Why bleeding is breathing?

Why indeed Natalie? Was it just some line from the late nineties grabbing onto our abstract fear of Big Brother watching us, or some personal pain exemplifying her struggle with depression? My life is the moldy window blinds, only touched by light to spread the decay and entropy. Every semi that drives past makes the blinds shake, makes the lights flicker into my cave of solitude. It keeps shaking, long after the semi is gone. I pick my head up and fling the headphones out of my ears. There's a shaking in the distance, and it's coupled with muffled booms. There's a fight. People could be in trouble. I'm wearing a sweater and underwear. I don't have a onsie made of unstable molecules anymore. If I go out there, I'm going to get there naked, but at the same time, someone could need my help.

I throw on sweatpants and run out my front door. I close the door without locking it, if some asshat wants my secondhand TV, they're welcome to take it. I can't just power up without doing damage to the property. It might be 2018, but the President might as well be a Friend of Humanity. No, I have to jump down to the dirt, and launch myself into the air with a controlled super jump. Now that I've cleared the roofs I can burn my clothes. Hovering in place, I watch the ashes of my stagnant mediocrity fall to the ground. There's another explosion. This time I can see the smoke rising.

Keeping my speed down is a weird problem to have.

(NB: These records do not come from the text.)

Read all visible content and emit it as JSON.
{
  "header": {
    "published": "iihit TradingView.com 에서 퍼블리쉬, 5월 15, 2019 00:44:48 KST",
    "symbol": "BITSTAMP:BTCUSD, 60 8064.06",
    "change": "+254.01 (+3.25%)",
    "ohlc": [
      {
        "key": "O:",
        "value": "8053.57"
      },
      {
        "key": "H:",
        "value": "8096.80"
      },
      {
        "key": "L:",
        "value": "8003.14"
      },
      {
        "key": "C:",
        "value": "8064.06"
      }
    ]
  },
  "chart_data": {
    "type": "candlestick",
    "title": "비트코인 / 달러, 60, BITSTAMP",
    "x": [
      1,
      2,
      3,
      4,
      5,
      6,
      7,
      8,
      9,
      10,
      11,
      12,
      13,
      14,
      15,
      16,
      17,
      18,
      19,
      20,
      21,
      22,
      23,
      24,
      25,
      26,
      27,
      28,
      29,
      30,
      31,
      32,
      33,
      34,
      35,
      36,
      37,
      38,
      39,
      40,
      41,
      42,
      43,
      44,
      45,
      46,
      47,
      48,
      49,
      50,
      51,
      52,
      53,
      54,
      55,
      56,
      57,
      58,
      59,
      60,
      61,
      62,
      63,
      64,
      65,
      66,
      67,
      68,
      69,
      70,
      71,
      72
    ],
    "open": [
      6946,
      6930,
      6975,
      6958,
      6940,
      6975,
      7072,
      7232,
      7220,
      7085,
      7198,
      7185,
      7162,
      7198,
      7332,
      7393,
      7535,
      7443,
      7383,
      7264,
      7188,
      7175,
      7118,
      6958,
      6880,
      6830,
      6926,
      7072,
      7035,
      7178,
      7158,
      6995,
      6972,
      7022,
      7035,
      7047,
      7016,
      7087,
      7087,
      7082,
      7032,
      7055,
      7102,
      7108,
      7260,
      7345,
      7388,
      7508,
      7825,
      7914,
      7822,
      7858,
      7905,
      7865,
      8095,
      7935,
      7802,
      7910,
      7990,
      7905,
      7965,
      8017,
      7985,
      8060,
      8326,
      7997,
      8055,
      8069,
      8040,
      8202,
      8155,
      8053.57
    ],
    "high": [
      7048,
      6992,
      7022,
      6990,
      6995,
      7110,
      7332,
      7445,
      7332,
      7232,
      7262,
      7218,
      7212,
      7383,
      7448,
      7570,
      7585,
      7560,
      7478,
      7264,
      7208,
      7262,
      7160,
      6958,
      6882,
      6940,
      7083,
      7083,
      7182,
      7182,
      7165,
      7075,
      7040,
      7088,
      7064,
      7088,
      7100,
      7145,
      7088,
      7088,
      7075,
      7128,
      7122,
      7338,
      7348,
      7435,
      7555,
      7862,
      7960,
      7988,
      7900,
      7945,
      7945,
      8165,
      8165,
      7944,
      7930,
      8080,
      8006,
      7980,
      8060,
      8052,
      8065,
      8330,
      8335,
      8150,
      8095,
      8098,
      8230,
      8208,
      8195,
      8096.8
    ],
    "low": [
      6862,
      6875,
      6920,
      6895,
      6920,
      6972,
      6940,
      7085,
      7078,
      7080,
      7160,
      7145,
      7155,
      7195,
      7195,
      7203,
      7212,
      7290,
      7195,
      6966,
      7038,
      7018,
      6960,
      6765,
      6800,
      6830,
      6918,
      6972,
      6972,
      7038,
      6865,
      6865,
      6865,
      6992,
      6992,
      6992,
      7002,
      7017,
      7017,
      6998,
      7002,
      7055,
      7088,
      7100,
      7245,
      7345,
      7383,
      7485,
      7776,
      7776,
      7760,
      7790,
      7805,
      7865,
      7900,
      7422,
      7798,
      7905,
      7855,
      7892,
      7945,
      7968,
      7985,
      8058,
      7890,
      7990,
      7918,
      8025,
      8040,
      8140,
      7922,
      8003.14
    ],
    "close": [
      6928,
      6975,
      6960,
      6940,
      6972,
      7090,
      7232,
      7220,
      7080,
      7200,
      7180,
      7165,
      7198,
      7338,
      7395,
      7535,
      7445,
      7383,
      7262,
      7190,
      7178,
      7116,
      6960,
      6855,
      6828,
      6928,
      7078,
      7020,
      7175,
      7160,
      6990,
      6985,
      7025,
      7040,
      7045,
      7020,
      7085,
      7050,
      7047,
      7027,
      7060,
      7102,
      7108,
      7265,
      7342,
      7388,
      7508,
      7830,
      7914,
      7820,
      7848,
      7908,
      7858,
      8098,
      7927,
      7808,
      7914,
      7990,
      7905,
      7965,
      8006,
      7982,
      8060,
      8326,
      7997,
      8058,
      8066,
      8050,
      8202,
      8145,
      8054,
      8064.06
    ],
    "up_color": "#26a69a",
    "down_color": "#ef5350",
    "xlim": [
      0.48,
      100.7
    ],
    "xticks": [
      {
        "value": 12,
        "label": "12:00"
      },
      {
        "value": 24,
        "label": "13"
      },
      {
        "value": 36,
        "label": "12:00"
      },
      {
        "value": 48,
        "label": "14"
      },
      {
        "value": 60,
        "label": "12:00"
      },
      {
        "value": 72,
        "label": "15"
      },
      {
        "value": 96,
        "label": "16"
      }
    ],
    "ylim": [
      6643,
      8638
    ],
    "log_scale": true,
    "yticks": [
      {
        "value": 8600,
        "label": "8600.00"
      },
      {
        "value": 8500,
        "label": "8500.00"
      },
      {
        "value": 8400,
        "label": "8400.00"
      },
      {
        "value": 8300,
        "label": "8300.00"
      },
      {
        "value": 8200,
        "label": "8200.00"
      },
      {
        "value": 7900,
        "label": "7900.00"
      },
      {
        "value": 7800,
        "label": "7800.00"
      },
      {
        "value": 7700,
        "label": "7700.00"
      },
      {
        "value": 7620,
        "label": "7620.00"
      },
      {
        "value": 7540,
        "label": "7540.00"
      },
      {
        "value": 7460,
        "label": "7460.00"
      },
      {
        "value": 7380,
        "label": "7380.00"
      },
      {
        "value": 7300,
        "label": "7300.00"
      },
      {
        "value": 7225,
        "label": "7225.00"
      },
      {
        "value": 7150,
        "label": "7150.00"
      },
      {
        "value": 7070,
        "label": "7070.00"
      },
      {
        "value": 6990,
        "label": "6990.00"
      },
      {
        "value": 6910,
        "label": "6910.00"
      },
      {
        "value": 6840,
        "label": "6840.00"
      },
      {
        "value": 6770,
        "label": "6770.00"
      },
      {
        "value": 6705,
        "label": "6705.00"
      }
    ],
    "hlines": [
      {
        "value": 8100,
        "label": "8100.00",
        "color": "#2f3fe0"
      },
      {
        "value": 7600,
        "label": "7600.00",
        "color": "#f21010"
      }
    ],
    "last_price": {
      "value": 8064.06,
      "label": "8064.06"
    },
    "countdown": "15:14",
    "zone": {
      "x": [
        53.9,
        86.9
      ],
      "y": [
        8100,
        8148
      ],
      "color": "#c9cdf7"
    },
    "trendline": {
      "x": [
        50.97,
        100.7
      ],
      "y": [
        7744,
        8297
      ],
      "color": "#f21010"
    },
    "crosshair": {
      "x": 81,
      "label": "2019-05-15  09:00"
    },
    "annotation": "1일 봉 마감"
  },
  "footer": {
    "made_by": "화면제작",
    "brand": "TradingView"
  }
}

I used to be able to teleport to anywhere in the universe, before that I could travel several times the speed of light, but now my max speed might be somewhere around mach 4. I'm so worried about not creating a sonic boom and destroying every window in a two block radius, that I start flying slower than walking speed. I have to laugh, I can't help it. I used to be a God, and now I can't even fly to the rescue without having an existential crisis. I pour the heat out of my feet and palms, just a little, but it's more than enough to make the buildings blur under me.

More explosions, and the color of the smoke is too black for comfort. There's some mutants fighting in a residential street. It's too dark and chaotic to make out sides, so I turn my attention to the buildings. There are some older houses and barely above code duplexes on fire. I hover above them to look for people in trouble. There's a dog barking on the second floor. I punch a hole through the window and pull a big enough piece of the wall off to get a look inside. The dog's some kind of Jack Terrier mix, and she's afraid of me. I can't blame her, I'm basically a pot bellied fire elemental.

I haven't fought crime, or saved a life in sixteen years, easy. I think that I'll have to consciously power down in rhythm with my forward pulse, but it happens automatically. Charles' training was that good, that thorough, either that or he placed the mental routes so deep that I'm not even aware of them. The dog isn't as afraid of the chubby naked man, but she's not running into my arms. If I had a treat or something she'd probably be licking my face already. I step over some glass, lacerating my foot, and grab the yapping mutt. She quiets once she's in my arms. The pain walking back to the impromptu exit is not fun. I grind my teeth instead of swear, because naked superheroes aren't supposed to swear.